Pacific apparent polar wander was delineated for mid‐Cretaceous to early Tertiary time using 22 seamount paleomagnetic poles, 11 paleocolatitudes from azimuthally unoriented cores, five effective inclinations from two‐dimensional magnetic anomaly inversions, and one magnetic lineation relative amplitude datum. Three of the seamount paleomagnetic poles were new data calculated in this study. The apparent polar wander path was defined with six mean poles having ages of 39, 66, 76, 82, 85, and 94 Ma. An alternate path was constructed combining data from two pairs of mean poles (66 and 76 Ma, 85 and 94 Ma) that were statistically indistinguishable. The apparent polar wander path is hook‐shaped with a nearly right angle bend at 82 Ma. Its post‐82 Ma section trends north–south, the pre‐82 Ma part, east–west. The path indicates uneven polar wander. Unresolvable polar motion occurred between 66–76 Ma and 85–94 Ma, suggesting Stillstands.

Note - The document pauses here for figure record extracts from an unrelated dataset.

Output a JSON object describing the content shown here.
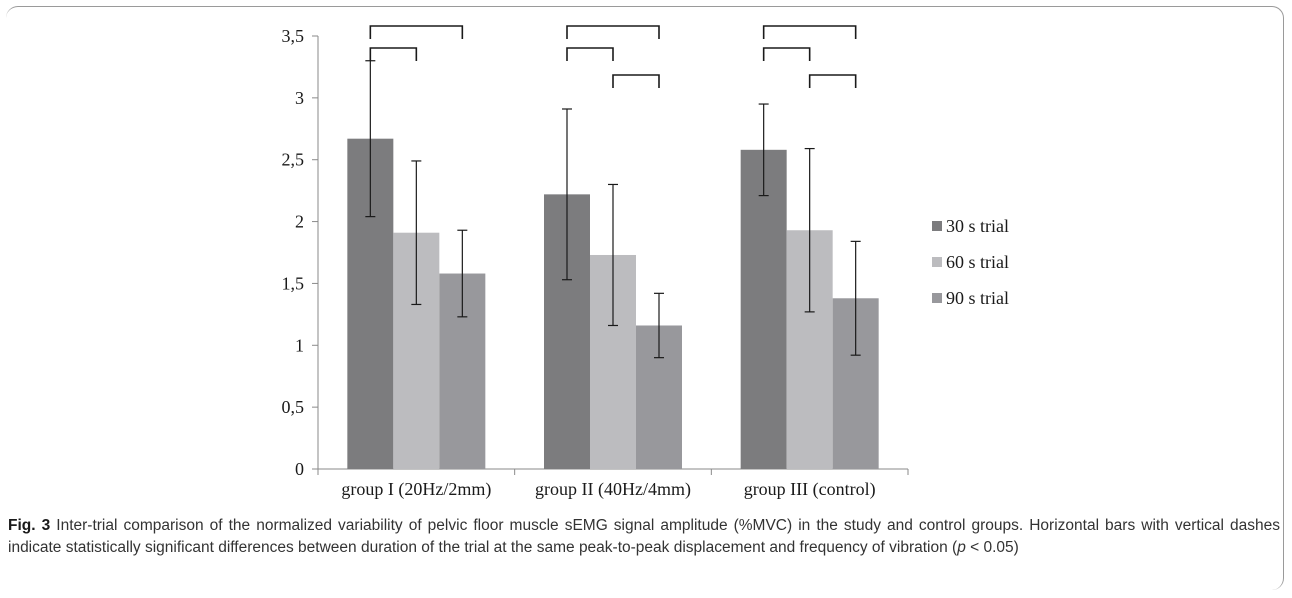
{
  "chart_data": {
    "type": "bar",
    "categories": [
      "group I (20Hz/2mm)",
      "group II (40Hz/4mm)",
      "group III (control)"
    ],
    "series": [
      {
        "name": "30 s trial",
        "values": [
          2.67,
          2.22,
          2.58
        ],
        "errors": [
          0.63,
          0.69,
          0.37
        ],
        "color": "#7c7c7e"
      },
      {
        "name": "60 s trial",
        "values": [
          1.91,
          1.73,
          1.93
        ],
        "errors": [
          0.58,
          0.57,
          0.66
        ],
        "color": "#bcbcbf"
      },
      {
        "name": "90 s trial",
        "values": [
          1.58,
          1.16,
          1.38
        ],
        "errors": [
          0.35,
          0.26,
          0.46
        ],
        "color": "#98989c"
      }
    ],
    "yticks": [
      "0",
      "0,5",
      "1",
      "1,5",
      "2",
      "2,5",
      "3",
      "3,5"
    ],
    "ylim": [
      0,
      3.5
    ],
    "legend_position": "right",
    "significance_brackets": [
      {
        "group": 0,
        "from": 0,
        "to": 2,
        "level": 1
      },
      {
        "group": 0,
        "from": 0,
        "to": 1,
        "level": 0
      },
      {
        "group": 1,
        "from": 0,
        "to": 2,
        "level": 1
      },
      {
        "group": 1,
        "from": 0,
        "to": 1,
        "level": 0
      },
      {
        "group": 1,
        "from": 1,
        "to": 2,
        "level": -1
      },
      {
        "group": 2,
        "from": 0,
        "to": 2,
        "level": 1
      },
      {
        "group": 2,
        "from": 0,
        "to": 1,
        "level": 0
      },
      {
        "group": 2,
        "from": 1,
        "to": 2,
        "level": -1
      }
    ]
  },
  "caption": {
    "label": "Fig. 3",
    "text_before": " Inter-trial comparison of the normalized variability of pelvic floor muscle sEMG signal amplitude (%MVC) in the study and control groups. Horizontal bars with vertical dashes indicate statistically significant differences between duration of the trial at the same peak-to-peak displacement and frequency of vibration (",
    "p_symbol": "p",
    "text_after": " < 0.05)"
  }
}
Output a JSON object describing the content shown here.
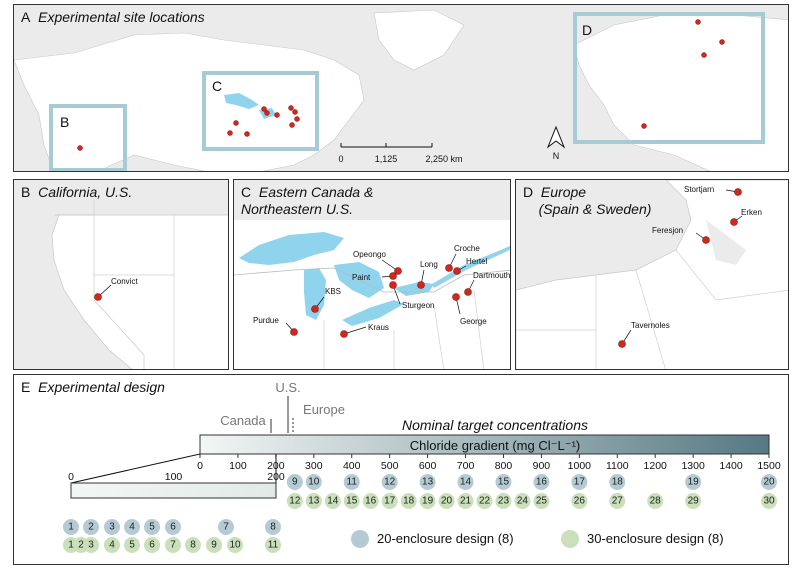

However, the large distances between the 85 and 82 Ma poles (15.2°±3.8°) and 82 and 76 Ma poles (11.3°±2.8°) imply rapid polar wander at rates of 5.1°±1.3°/m.y. and 1.9°±0.5°/m.y., respectively. Both the sharp bend and rapid polar wander occurred at the end of the Cretaceous Normal Polarity Superchron. The mid‐Cretaceous paleomagnetic data show a trend suggestive of southward motion of the Pacific plate that may be the end of a period of southward drift postulated by others to have begun in the Jurassic. The evolution of various features of the apparent polar wander path are discussed in terms of plate motion, true polar wander, and time‐varying non‐dipole geomagnetic fields. We argue that the overall shape of the polar wander path resulted from the change of Pacific plate motion from southward to northward, perhaps brought about by the beginning of the subduction of the plate beneath Asia.